コロナの影響でアメリカの映画館の苦境が続いている。観客動員が少ないことを理由にスタジオが大作の公開を控え、
話題作が提供されないために劇場は動員を増やすことができないという負のループが続いているためだ。だが、コンテ
ンツ不足の米興行界において日本のアニメが救世主となっていると、米紙「ワシントン・ポスト」が報じている。
クランチロールの快進撃
クリストファー・ノーランも、トム・クルーズも、そしてニコール・キッドマンも、映画館を救うためにそれぞれの役
割を果たしている。だが、どんなスーパーヒーロー・チームにも意外なメンバーが必要だ。そして映画体験を守ろうと
する動きのなかで、アニメ配給会社「クランチロール」が予想外の健闘を見せている。
クランチロールの成功は、苦境にあえぐ映画業界にとって歓迎すべき朗報だ。加えて、現代のポップカルチャー経済に
おける、「数こそ少ないが熱意では上回る観客の力」について、多くを物語る出来事でもある。

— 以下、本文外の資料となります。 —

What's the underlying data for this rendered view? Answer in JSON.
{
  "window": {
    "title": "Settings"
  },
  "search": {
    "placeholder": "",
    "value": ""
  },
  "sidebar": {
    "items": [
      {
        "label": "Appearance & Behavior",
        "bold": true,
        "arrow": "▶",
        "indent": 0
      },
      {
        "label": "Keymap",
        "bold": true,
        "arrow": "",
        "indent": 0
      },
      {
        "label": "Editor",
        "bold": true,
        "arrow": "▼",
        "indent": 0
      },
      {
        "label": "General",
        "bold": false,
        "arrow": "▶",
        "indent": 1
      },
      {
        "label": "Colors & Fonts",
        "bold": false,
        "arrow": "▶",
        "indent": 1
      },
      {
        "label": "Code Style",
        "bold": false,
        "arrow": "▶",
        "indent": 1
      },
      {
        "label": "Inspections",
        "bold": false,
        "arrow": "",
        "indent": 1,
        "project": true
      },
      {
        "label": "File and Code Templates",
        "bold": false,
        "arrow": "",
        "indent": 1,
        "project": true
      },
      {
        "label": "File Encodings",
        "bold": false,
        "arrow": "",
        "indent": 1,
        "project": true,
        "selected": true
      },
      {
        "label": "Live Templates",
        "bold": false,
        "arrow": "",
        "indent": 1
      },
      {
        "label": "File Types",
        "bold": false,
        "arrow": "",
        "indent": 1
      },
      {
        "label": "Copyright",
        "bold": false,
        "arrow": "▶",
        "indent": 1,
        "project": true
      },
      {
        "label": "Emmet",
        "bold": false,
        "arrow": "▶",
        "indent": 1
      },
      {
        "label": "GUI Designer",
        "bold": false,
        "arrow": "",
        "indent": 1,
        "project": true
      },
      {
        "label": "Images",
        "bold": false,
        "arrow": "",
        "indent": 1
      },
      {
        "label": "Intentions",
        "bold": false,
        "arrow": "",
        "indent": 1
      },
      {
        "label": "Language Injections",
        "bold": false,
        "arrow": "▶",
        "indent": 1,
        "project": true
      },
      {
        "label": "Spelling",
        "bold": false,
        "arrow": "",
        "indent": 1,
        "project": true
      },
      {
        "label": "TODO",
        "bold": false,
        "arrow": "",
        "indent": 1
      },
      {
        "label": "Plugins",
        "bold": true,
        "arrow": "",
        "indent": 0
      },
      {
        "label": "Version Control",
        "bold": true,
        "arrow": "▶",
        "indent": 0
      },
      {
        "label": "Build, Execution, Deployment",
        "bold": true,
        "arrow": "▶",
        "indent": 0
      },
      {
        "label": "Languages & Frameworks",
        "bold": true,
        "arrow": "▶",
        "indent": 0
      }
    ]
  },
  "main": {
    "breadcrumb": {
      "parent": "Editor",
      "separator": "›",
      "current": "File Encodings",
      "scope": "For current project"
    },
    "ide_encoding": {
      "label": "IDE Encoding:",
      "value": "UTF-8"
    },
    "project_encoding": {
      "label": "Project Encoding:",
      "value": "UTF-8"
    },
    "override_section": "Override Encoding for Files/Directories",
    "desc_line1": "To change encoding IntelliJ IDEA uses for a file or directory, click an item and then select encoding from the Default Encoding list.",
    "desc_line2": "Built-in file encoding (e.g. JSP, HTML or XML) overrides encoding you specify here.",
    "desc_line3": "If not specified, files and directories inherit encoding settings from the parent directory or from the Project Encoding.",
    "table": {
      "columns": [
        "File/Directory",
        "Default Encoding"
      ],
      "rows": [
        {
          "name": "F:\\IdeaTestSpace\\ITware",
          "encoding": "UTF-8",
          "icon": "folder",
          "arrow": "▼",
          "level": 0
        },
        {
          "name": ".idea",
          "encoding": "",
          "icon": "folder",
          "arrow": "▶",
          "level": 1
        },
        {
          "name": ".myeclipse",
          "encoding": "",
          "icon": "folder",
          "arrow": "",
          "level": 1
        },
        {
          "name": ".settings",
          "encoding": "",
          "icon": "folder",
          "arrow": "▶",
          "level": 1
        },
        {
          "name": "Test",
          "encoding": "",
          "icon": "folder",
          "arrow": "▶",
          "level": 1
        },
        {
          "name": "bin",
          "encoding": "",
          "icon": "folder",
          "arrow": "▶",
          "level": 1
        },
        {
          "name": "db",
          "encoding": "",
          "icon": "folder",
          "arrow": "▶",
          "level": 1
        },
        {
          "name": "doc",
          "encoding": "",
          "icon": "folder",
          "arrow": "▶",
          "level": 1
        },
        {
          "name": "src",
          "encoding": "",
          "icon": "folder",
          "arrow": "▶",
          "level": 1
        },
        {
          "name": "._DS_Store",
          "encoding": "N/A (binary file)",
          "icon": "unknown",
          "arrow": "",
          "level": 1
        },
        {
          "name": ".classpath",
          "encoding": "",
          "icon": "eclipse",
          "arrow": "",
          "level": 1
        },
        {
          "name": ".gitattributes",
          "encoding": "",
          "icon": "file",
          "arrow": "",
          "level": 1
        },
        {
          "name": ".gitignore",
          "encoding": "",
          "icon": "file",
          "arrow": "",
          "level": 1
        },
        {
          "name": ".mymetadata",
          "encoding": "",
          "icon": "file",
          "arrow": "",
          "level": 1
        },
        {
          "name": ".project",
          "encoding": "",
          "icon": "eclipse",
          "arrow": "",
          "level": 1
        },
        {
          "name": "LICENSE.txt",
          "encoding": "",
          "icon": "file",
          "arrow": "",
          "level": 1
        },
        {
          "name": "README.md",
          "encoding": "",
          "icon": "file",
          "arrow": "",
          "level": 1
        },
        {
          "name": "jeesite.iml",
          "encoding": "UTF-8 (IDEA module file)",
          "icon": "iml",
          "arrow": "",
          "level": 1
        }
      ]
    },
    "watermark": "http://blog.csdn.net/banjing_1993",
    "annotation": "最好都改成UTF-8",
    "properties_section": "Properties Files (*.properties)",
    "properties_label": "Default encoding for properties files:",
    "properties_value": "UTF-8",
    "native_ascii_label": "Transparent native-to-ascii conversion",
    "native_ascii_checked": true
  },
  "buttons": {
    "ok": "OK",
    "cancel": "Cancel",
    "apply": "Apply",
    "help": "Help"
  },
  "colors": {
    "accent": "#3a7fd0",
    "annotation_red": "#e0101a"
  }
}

クランチロールは、インディ系の人気映画会社A24のような数々の輝かしい業績は得られないだろう(A24は『Everythi
ng Everywhere All at Once(原題)』、『エクス・マキナ』、『ウィッチ』といった批評家好みの──個人的に
も好みである──作品を制作している)。
だが、2021年にソニーがワーナー・ブラザーズから買収したアニメ専門の配給・ストリーミングサービス会社「クラン
チロール」は、今年、同じくアニメ制作を手がける「ファニメーション」と統合し、アニメ映画配給業界で突出した存
在となった。
日本のカルチャー商品は、米国の消費者、とくに若者層のあいだで、急速に普及している。マンガの売上は、2021年か
ら2022年にかけて、およそ3倍に増加した。日本のアニメ制作会社はその流れに乗じて、人気マンガのファン向けに、
同作品の映画やテレビ番組を提供している。さらに、英語に吹き替えやすいアニメ作品が、日本から途切れなく輸入さ
れている。
とはいえ、人気アニメシリーズのなかには、何十年も前からアメリカで人気を博している作品もある。クランチロール
の最新作『ドラゴンボール超 スーパーヒーロー』──前作はあまりの人気ぶりに、幼い子供には暴力的すぎるのでは
ないかと、保護者のあいだでモラル・パニックを引き起こした──の成功を例に考えてみよう。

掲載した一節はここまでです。